Todos estos trabajos han abonado el camino, sirviendo de soporte a investigaciones que intentaran recoger el testigo de Lerner para poder situar cronológicamente los orígenes de la desigualdad. Con ese objetivo en mente, en el Departamento de Prehistoria y Arqueología de la Universidad de Sevilla iniciamos hace varios años un análisis de las sociedades prehistóricas de la península Ibérica desde el Paleolítico Superior hasta la Edad del Cobre. Se trata de un periodo comprendido, aproximadamente, entre el 35 000 y el 2000 a. n. e., desde las sociedades nómadas cazadoras recolectoras que pintaron Altamira, hasta quienes vivieron en el asentamiento de Valencina y construyeron el tholos de Montelirio. Los resultados de esta investigación dieron su fruto en 2018 en forma de tesis doctoral, y hemos podido publicarlos recientemente en el artículo «Gender Inequalities in Neolithic Iberia: AMulti-proxy Approach».

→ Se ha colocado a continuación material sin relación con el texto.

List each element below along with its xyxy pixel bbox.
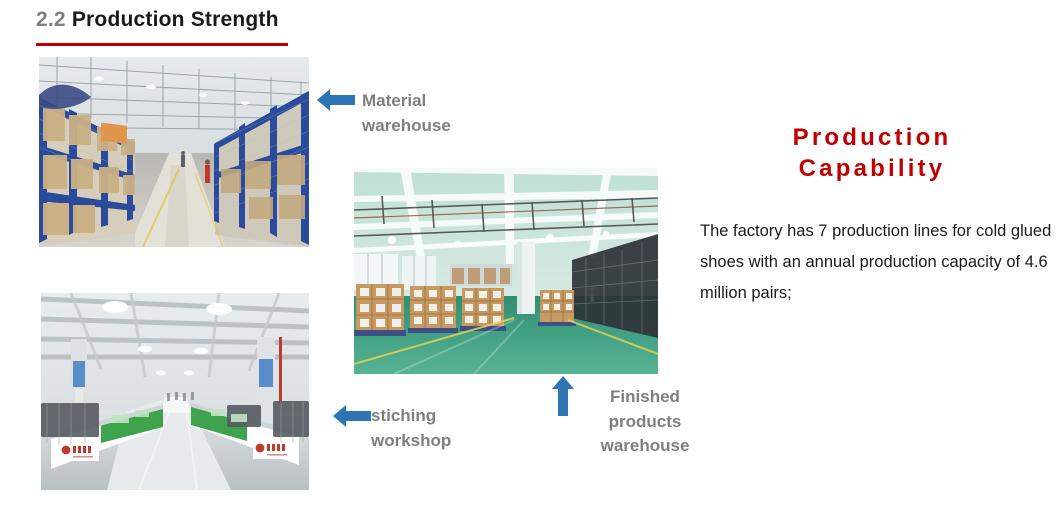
arrow-up-icon-finished [551, 376, 575, 416]
capability-heading-line2: Capability [700, 154, 1044, 185]
callout-label-finished-products-warehouse: Finished products warehouse [580, 385, 710, 459]
arrow-left-icon-stitching [333, 404, 371, 428]
photo-stitching-workshop [41, 293, 309, 490]
capability-heading: Production Capability [700, 123, 1044, 184]
slide-production-strength: 2.2 Production Strength [0, 0, 1060, 514]
callout-finished-line2: products [580, 410, 710, 435]
capability-body-text: The factory has 7 production lines for c… [700, 216, 1052, 309]
photo-material-warehouse [39, 57, 309, 247]
callout-finished-line1: Finished [580, 385, 710, 410]
photo-finished-products-warehouse [354, 168, 658, 374]
capability-heading-line1: Production [700, 123, 1044, 154]
title-underline-rule [36, 43, 288, 46]
page-title: 2.2 Production Strength [36, 8, 279, 32]
callout-material-line2: warehouse [362, 114, 522, 139]
section-title: Production Strength [72, 8, 279, 31]
callout-material-line1: Material [362, 89, 522, 114]
callout-label-material-warehouse: Material warehouse [362, 89, 522, 138]
callout-label-stitching-workshop: stiching workshop [371, 404, 541, 453]
callout-stitching-line2: workshop [371, 429, 541, 454]
callout-stitching-line1: stiching [371, 404, 541, 429]
callout-finished-line3: warehouse [580, 434, 710, 459]
section-number: 2.2 [36, 8, 66, 31]
arrow-left-icon-material [317, 88, 355, 112]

El Neolítico y la dominación masculina
El análisis funerario y arqueológico de 2500 esqueletos de hombres, mujeres, niñas y niños procedentes de yacimientos peninsulares en el citado periodo sugiere que fue durante el Neolítico (entre el 6000 y el 4000 a. n. e. en la península Ibérica) cuando aparecieron las primeras diferencias de poder. Los datos muestran que los hombres fueron enterrados con más frecuencia que las mujeres, a quienes quizás se excluyó de ciertas tumbas. Sus esqueletos presentan evidencias de trauma (consecuencia de accidentes o golpes) de forma más habitual que los de ellas. Junto a los varones se depositaron puntas de flecha más comúnmente, y en el arte levantino aparecen en escenas de caza y enfrentamiento. Siempre que hay diferencias en el tratamiento funerario son ellos los beneficiados y ellas las relegadas a la segunda posición. Además, sus cuerpos, sus tumbas y sus representaciones tienen el denominador común de la violencia, ausente en los cuerpos, tumbas y representaciones de mujeres. Sabemos que el Neolítico fue toda una revolución para la humanidad. La nueva vida en poblados estables, la agricultura y la ganadería o el inicio de la acumulación de excedente modificaron completamente desde entonces y hasta el día de hoy nuestra forma de vivir y relacionarnos con el medio. ¿Se sentaron también entonces las bases del patriarcado? La cautela impide hacer afirmaciones rotundas, pero los datos señalan sin duda la progresiva vinculación de los varones con la violencia y el papel que esta jugó en el nacimiento de la dominación masculina. Que podamos responder con firmeza pasa por hacer más investigación, que esto sea posible depende en buena medida de que el feminismo siga presente en nuestras calles, nuestras plazas y nuestras conversaciones.